Молчание. Я все ждал, когда он скажет что-нибудь о моем открытии. В конце концов, догадка о связи между именем жертвы и местом, где ее убили, пришедшая мне на ум в римском театре, вызвала у меня прилив воодушевления. Достаточно бурного. Знание, ограниченное страхом и пустотой. А чего я ждал — поздравлений?
Я рассказал Оуэну о Возданике и его ссылках на биографии святых, историю и мифы; о древнем обычае выцарапывать имя своего врага на глиняной посуде, а затем разбивать ее; о раскопках, где он впервые услышал о культе; о мистических видениях и языке, на котором говорил Иисус.
— Все это ничего не объясняет, — сказал Оуэн.
Он знал о грандиозных раскопках близ Галилейского моря. Их вели в Мегиддо — полагают, сказал он, что именно там был расположен библейский Армагеддон. Красноречивое, богатое коннотациями название. (Я есмь альфа и омега.) Почти любой факт, упомянутый Воздаником, почти каждая параллель, за которую можно было ухватиться в поисках начала культа и его цели, казались означающими что-то, имеющими глубокий смысл. Оуэн отверг все это. Сектанты не следовали древним обычаям, не находились под влиянием символизма пустыни и священных книг, не взывали к египетским или минойским богам, не совершали жертвоприношений и не пытались предотвратить грядущие бедствия.
Но они не были и творением своих собственных грез — серийными убийцами, которых нам волей-неволей пришлось так хорошо узнать, актерствующими безумцами, которые прорывают свою изоляцию в стремлении пощекотать нервы встревоженной публике.
— Мы думали, что имеем деле со знакомой картиной. Серийный убийца в своей меблированной комнате, в своем веке, потчующий немецкую овчарку собачьими консервами. Новости полны таких деталей, правда, Джеймс? Вы сами сказали об этом как-то вечером. Люди, стреляющие с чердаков, с эстакад. Не связанные с землей. Под этим, как я понимаю, вы имели в виду, что они вне политики в широком смысле. Убийства, смысла которых мы не улавливаем. Какая тщета.

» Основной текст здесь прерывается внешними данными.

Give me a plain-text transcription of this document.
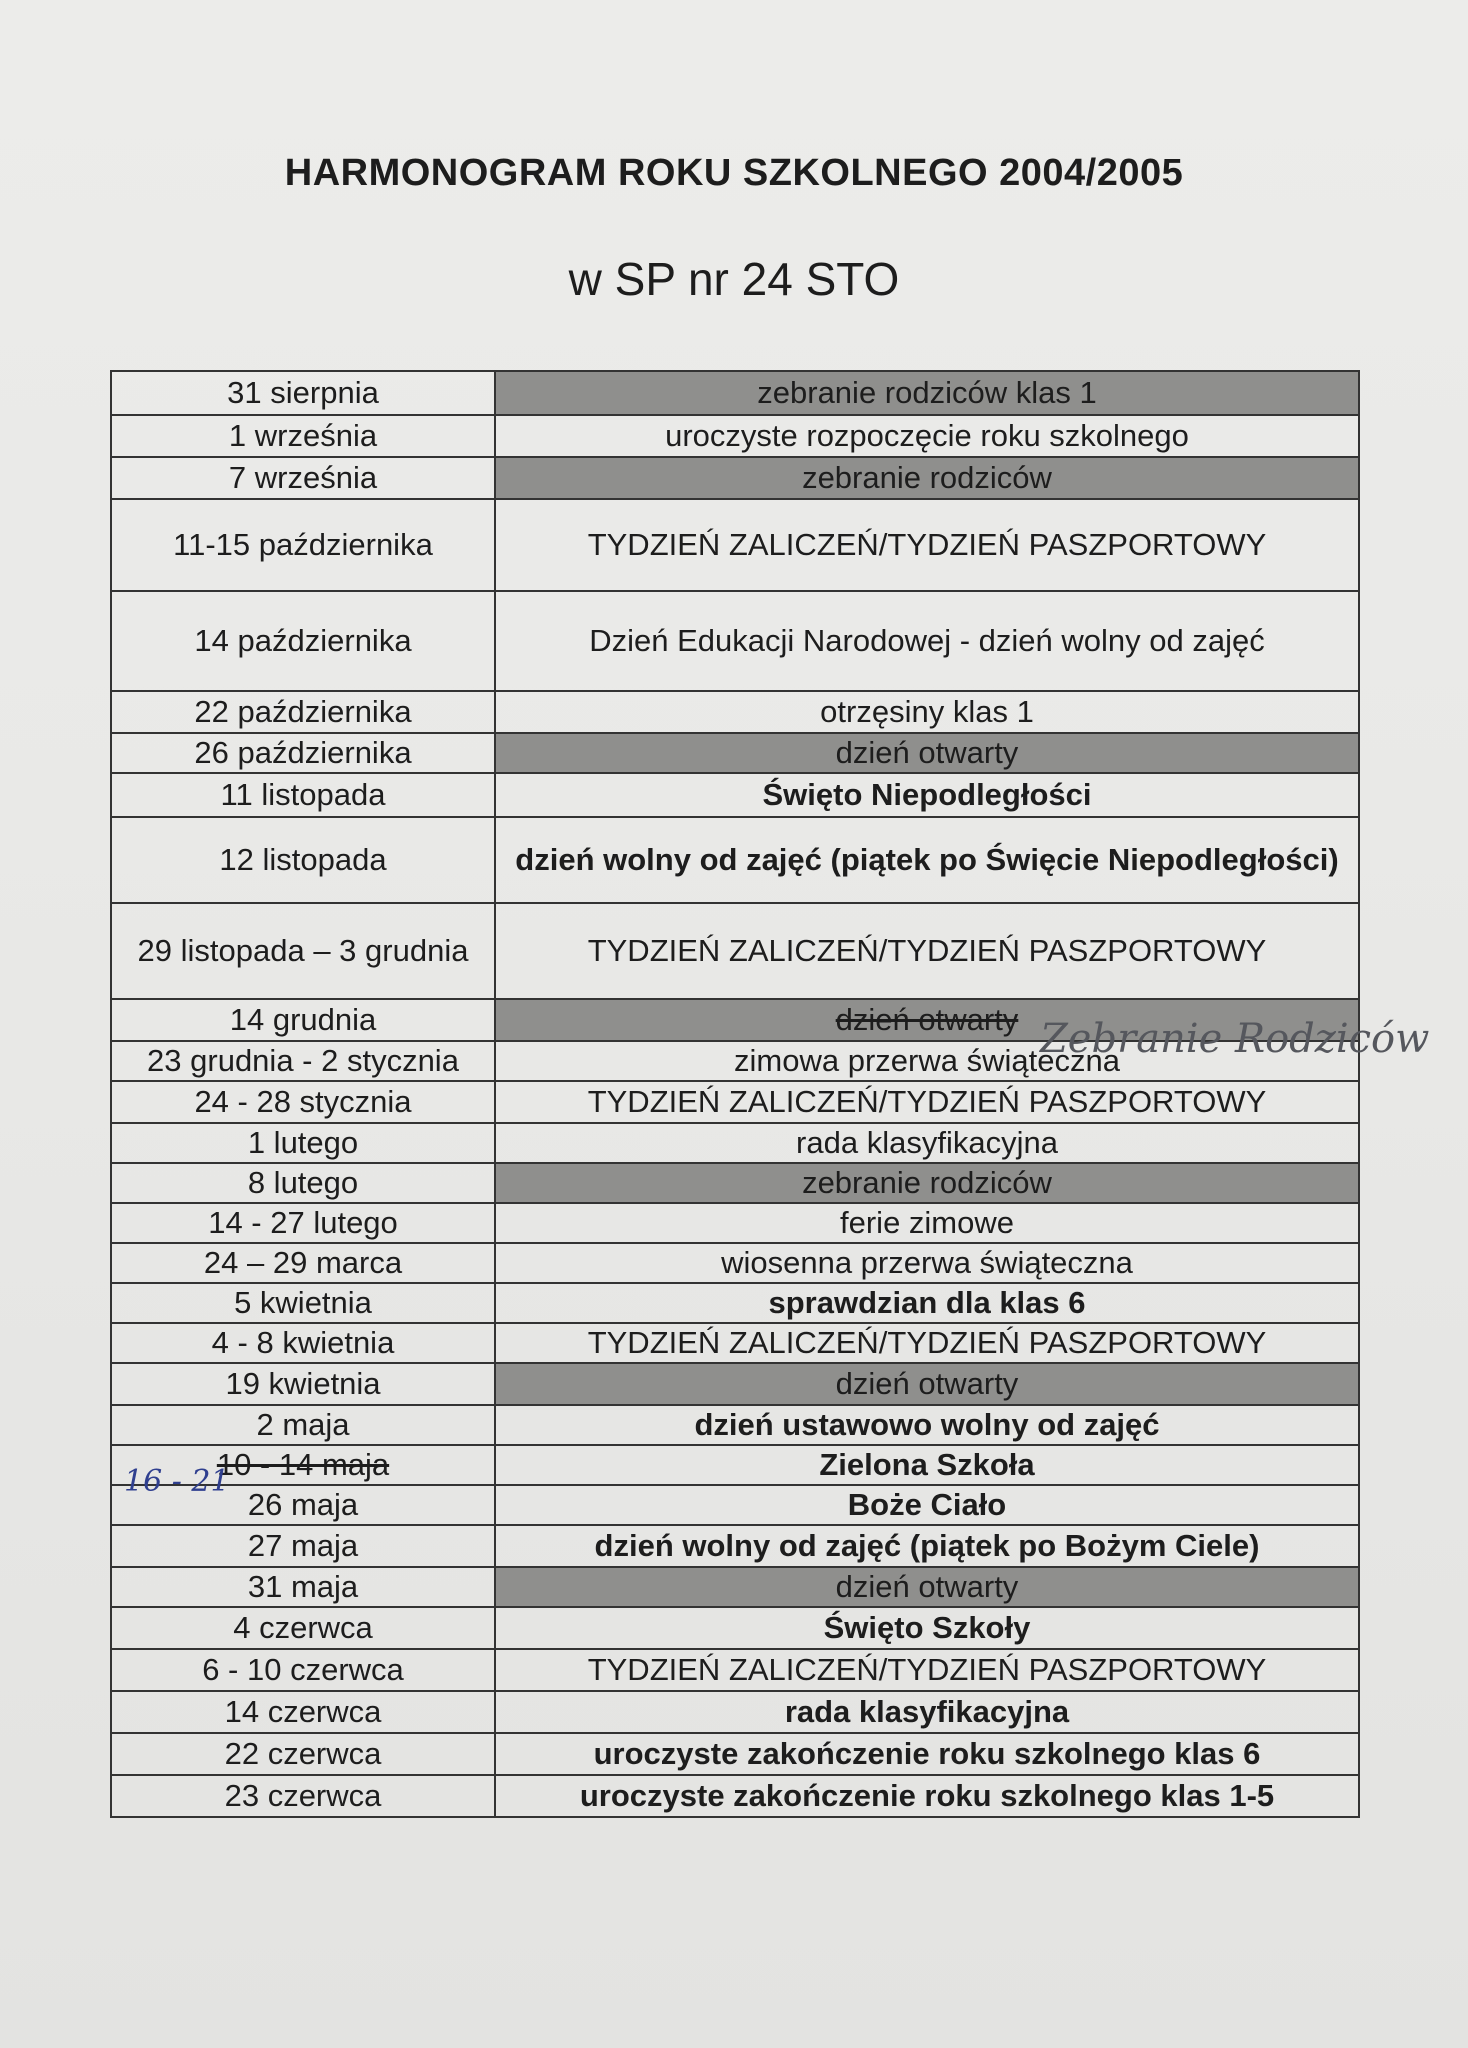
HARMONOGRAM ROKU SZKOLNEGO 2004/2005
w SP nr 24 STO
31 sierpnia	zebranie rodziców klas 1
1 września	uroczyste rozpoczęcie roku szkolnego
7 września	zebranie rodziców
11-15 października	TYDZIEŃ ZALICZEŃ/TYDZIEŃ PASZPORTOWY
14 października	Dzień Edukacji Narodowej - dzień wolny od zajęć
22 października	otrzęsiny klas 1
26 października	dzień otwarty
11 listopada	Święto Niepodległości
12 listopada	dzień wolny od zajęć (piątek po Święcie Niepodległości)
29 listopada – 3 grudnia	TYDZIEŃ ZALICZEŃ/TYDZIEŃ PASZPORTOWY
14 grudnia	dzień otwarty
23 grudnia - 2 stycznia	zimowa przerwa świąteczna
24 - 28 stycznia	TYDZIEŃ ZALICZEŃ/TYDZIEŃ PASZPORTOWY
1 lutego	rada klasyfikacyjna
8 lutego	zebranie rodziców
14 - 27 lutego	ferie zimowe
24 – 29 marca	wiosenna przerwa świąteczna
5 kwietnia	sprawdzian dla klas 6
4 - 8 kwietnia	TYDZIEŃ ZALICZEŃ/TYDZIEŃ PASZPORTOWY
19 kwietnia	dzień otwarty
2 maja	dzień ustawowo wolny od zajęć
10 - 14 maja	Zielona Szkoła
26 maja	Boże Ciało
27 maja	dzień wolny od zajęć (piątek po Bożym Ciele)
31 maja	dzień otwarty
4 czerwca	Święto Szkoły
6 - 10 czerwca	TYDZIEŃ ZALICZEŃ/TYDZIEŃ PASZPORTOWY
14 czerwca	rada klasyfikacyjna
22 czerwca	uroczyste zakończenie roku szkolnego klas 6
23 czerwca	uroczyste zakończenie roku szkolnego klas 1-5
Zebranie Rodziców
16 - 21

Мы знаем мрачные семьи, чья ночные вылазки так живо напоминают нам полузабытые детские игры. Знаем душителя с чулком, маньяка с сонным взглядом, охотника на женщин, на бездомных стариков, на негров, снайпера, садиста, затянутого в блестящую кожу, насильника, после удовлетворения похоти сбрасывающего детей с крыши в безлюдный переулок. Все это есть в литературе, иногда вместе с криками жертв, которые убийцы в целях назидания записывали на пленку.
Здесь, сказал он, мы имеем дело с рядом преступлений, выводящих нас за рамки всего этого. Тут чувствуется иная подкладка, расчет более глубокий и суровый. Убийства так поразительны по замыслу, что мы склонны исключать из рассмотрения сам физический акт — жестокие удары молотком, кровавое месиво. Мы едва ли видим в жертвах что-либо, кроме элементов некоей схемы.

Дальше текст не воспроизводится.